Wie funktioniert medizinische Bildgebung – und was bedeuten Ultraschallbilder in der konkreten Anwendung? Dieser Frage gingen Studierende des Wahlfachs „Bildgebende Verfahren und digitale Bildverarbeitung in der Medizin“ im Rahmen einer Exkursion an den Gesundheitscampus der Hochschule Bochum nach.
Das Wahlfach wird seit 2018 von Prof. Dr. Anja Tenberge, Professorin für Data Science am Fachbereich Elektrotechnik und Informatik, für Studierende der Studiengänge Informatik sowie Elektrotechnik angeboten. Im Laufe des Semesters lernen die Teilnehmenden die zentralen Verfahren der medizinischen Bildgebung kennen – von der Röntgentechnik (konventionelles Röntgen und Computertomographie) über nuklearmedizinische Verfahren wie Szintigraphie, SPECT und PET bis hin zur Magnetresonanztomographie (MRT) und Sonographie.
Neben den physikalischen und gerätetechnischen Grundlagen stehen auch Bildentstehung, typische Artefakte, Signalverarbeitung sowie zentrale Methoden der digitalen Bildverarbeitung im Fokus. Damit erwerben die Studierenden Kompetenzen, die nicht nur in der Medizin, sondern beispielsweise auch in der industriellen Bildverarbeitung relevant sind. Ergänzend werden medizinische Fragestellungen, ärztliche Bildinterpretation und Aspekte des Strahlenschutzes thematisiert.

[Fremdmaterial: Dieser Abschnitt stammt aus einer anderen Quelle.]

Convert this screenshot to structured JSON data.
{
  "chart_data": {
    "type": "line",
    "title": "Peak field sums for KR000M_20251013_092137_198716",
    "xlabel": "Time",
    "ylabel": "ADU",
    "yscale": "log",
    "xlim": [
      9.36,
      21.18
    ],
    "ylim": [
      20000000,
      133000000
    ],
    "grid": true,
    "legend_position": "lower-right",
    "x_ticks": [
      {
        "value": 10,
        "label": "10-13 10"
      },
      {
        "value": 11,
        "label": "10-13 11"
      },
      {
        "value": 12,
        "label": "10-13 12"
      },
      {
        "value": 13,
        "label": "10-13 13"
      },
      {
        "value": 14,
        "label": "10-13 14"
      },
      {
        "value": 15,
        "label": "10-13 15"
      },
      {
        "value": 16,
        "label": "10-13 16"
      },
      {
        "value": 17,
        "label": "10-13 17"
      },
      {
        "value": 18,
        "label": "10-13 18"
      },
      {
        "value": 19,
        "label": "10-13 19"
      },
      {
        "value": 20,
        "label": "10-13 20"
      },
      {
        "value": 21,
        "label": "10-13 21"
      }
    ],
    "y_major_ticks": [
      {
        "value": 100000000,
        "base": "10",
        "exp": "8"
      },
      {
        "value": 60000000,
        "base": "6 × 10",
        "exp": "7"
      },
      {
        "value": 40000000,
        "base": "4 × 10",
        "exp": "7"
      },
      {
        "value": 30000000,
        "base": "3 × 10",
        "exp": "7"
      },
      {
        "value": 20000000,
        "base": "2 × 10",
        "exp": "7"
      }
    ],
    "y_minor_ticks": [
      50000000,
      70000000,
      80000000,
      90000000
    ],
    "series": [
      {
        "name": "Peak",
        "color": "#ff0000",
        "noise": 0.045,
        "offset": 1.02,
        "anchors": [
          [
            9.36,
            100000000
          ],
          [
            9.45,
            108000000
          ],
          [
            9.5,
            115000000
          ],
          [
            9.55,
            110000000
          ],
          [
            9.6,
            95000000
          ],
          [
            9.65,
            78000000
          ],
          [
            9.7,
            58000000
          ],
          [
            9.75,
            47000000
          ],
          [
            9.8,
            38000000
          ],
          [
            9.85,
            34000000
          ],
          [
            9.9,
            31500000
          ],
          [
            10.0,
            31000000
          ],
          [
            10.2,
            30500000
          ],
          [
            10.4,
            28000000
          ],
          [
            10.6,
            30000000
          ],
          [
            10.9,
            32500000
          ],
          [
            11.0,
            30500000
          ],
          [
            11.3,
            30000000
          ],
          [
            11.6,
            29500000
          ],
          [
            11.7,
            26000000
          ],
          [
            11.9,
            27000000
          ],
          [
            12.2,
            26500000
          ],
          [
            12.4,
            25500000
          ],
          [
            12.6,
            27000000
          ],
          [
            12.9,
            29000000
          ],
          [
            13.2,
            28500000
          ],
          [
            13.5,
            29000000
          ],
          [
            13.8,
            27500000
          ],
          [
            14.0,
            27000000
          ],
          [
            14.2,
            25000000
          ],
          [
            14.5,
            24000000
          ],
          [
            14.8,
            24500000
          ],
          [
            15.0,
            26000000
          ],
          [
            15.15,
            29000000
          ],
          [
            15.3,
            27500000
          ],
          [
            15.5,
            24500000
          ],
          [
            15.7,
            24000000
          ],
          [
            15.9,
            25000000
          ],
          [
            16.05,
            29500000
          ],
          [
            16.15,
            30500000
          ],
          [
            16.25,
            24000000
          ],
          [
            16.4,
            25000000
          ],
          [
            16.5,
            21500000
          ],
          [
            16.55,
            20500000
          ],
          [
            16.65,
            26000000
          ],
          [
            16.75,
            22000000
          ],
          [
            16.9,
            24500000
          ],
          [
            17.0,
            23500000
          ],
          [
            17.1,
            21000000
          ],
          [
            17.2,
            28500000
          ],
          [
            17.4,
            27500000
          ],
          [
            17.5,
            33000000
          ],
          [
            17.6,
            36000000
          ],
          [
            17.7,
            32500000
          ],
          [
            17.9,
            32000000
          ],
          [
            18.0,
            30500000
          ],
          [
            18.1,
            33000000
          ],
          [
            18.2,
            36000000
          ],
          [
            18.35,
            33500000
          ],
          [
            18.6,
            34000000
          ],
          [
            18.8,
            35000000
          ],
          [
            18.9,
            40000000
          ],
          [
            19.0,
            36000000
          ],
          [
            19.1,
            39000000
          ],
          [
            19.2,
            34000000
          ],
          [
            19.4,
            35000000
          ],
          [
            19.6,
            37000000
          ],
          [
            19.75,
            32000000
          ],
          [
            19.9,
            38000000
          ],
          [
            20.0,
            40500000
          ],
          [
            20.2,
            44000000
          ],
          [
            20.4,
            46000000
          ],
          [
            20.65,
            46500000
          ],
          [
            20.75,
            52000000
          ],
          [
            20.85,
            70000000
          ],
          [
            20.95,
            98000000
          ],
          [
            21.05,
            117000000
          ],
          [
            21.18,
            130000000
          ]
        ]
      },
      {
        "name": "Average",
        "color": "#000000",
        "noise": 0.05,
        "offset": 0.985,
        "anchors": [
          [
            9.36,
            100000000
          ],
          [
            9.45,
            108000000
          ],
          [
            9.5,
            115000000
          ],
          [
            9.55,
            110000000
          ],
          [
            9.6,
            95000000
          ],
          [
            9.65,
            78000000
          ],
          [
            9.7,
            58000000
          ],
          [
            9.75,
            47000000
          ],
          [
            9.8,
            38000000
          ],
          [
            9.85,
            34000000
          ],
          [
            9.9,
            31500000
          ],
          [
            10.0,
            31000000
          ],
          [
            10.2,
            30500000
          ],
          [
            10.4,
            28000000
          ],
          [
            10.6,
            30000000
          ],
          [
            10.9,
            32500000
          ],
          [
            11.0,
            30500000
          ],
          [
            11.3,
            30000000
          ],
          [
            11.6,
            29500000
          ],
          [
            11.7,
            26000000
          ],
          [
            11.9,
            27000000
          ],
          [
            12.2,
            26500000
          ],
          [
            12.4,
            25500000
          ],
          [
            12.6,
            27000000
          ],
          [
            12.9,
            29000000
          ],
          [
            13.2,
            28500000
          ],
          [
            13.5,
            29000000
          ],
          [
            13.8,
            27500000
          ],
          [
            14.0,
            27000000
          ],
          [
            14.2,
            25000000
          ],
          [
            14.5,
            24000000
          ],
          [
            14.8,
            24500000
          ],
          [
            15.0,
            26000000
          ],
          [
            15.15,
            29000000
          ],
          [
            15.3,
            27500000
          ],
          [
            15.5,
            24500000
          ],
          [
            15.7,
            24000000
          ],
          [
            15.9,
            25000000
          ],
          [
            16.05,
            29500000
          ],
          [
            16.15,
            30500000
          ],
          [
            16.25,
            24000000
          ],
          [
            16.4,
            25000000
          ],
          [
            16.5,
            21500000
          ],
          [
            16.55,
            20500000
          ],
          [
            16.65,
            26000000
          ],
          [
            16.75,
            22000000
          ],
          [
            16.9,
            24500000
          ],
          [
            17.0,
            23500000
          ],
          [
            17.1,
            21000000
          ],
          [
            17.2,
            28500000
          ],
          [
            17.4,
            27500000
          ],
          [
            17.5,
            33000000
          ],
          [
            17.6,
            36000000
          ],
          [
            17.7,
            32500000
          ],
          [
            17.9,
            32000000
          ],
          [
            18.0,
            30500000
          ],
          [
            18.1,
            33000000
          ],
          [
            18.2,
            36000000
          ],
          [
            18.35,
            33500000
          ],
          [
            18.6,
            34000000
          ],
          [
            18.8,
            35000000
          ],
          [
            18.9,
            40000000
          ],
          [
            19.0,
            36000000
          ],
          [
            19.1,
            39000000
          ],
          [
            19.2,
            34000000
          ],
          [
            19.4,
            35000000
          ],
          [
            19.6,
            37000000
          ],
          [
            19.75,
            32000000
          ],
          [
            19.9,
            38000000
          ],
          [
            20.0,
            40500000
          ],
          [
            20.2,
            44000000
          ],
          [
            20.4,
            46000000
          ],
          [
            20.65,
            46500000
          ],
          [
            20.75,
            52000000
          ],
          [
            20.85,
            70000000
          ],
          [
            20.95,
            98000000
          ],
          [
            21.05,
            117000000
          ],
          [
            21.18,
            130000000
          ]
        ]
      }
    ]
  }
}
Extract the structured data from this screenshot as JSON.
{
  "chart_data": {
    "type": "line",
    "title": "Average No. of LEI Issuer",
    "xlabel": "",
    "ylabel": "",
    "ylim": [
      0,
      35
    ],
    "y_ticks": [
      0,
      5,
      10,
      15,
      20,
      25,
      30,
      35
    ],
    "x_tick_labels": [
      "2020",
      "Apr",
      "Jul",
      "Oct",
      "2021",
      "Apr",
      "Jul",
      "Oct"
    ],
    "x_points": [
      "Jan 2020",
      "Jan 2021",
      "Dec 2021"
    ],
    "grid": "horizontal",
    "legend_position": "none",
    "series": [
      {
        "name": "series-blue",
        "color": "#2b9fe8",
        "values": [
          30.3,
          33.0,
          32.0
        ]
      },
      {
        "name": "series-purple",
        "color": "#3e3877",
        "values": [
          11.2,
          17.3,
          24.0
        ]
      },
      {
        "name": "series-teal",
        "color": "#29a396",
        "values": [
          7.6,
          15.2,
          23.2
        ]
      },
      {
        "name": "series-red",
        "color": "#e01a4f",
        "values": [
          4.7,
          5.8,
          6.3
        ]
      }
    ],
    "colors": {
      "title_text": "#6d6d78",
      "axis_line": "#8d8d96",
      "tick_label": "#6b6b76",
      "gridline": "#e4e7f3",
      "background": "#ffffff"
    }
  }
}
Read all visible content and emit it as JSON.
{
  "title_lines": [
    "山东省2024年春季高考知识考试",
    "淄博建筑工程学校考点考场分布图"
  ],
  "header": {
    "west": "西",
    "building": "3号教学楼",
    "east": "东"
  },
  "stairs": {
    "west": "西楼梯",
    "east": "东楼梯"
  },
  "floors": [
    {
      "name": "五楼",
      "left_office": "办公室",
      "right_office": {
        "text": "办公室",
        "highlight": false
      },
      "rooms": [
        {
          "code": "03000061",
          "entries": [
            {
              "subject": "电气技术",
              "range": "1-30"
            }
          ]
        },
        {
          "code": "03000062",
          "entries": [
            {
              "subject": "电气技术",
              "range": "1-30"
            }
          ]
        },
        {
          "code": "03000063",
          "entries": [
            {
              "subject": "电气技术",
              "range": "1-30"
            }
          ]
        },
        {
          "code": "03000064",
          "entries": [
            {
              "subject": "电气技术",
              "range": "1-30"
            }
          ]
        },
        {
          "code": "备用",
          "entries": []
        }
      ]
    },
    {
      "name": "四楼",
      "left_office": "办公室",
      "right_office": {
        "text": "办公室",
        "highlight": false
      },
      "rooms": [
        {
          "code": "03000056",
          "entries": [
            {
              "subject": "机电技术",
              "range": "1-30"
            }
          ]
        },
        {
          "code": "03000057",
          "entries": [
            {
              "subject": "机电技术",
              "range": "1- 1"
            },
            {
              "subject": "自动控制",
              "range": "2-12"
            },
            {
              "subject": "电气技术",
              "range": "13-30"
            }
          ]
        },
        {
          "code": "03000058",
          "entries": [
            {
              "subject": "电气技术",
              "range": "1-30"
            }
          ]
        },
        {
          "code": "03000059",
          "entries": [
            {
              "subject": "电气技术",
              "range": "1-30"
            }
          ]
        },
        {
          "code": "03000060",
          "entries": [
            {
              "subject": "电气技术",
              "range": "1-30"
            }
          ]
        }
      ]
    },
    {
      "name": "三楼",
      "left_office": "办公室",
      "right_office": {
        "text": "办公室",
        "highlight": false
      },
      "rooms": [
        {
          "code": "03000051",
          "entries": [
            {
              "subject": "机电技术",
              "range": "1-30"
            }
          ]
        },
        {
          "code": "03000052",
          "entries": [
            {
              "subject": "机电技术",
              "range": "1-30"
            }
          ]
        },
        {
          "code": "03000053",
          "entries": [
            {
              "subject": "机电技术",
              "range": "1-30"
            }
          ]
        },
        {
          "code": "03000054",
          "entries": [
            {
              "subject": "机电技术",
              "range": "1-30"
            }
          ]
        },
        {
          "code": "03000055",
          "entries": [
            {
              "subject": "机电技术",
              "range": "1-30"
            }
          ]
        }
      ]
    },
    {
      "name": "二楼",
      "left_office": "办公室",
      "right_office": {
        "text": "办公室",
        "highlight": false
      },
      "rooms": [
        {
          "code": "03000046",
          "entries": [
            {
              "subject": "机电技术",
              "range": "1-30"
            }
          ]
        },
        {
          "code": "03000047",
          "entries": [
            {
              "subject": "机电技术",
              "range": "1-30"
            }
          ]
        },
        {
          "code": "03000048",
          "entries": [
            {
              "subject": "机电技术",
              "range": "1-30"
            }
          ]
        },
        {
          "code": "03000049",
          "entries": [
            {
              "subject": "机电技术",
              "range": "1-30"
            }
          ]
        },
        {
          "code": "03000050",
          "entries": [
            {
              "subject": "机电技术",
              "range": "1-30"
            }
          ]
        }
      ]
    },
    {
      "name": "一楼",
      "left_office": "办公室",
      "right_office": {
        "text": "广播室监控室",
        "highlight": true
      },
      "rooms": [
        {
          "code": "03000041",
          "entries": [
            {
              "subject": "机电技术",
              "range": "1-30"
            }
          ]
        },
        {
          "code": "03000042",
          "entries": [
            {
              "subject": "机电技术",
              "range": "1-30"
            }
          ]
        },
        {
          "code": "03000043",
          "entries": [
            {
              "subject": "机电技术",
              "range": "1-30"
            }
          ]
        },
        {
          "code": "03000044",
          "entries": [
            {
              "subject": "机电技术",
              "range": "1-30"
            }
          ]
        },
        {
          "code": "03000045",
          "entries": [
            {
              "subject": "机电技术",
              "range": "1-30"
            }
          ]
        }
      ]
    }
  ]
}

Ultraschall hautnah erleben
Am 16. Januar stand die Sonographie im Mittelpunkt des Wahlfachs. Nach einer fundierten theoretischen Einführung in die Ultraschallbildgebung folgte der praxisnahe Teil im Skills Lab des Fachbereichs Pflege-, Hebammen- und Therapiewissenschaften der Hochschule Bochum. Ermöglicht wurde dieser Einblick durch die Kooperation mit Prof. Dr.Cornelia Kolberg-Liedtke, Professorin für Medizin mit Schwerpunkt Gynäkologie und Geburtshilfe im Studiengang Hebammenwissenschaft, die den Studierenden anschaulich die klinische Anwendung und diagnostische Vorgehensweise bei der Ultraschalluntersuchung näherbrachte.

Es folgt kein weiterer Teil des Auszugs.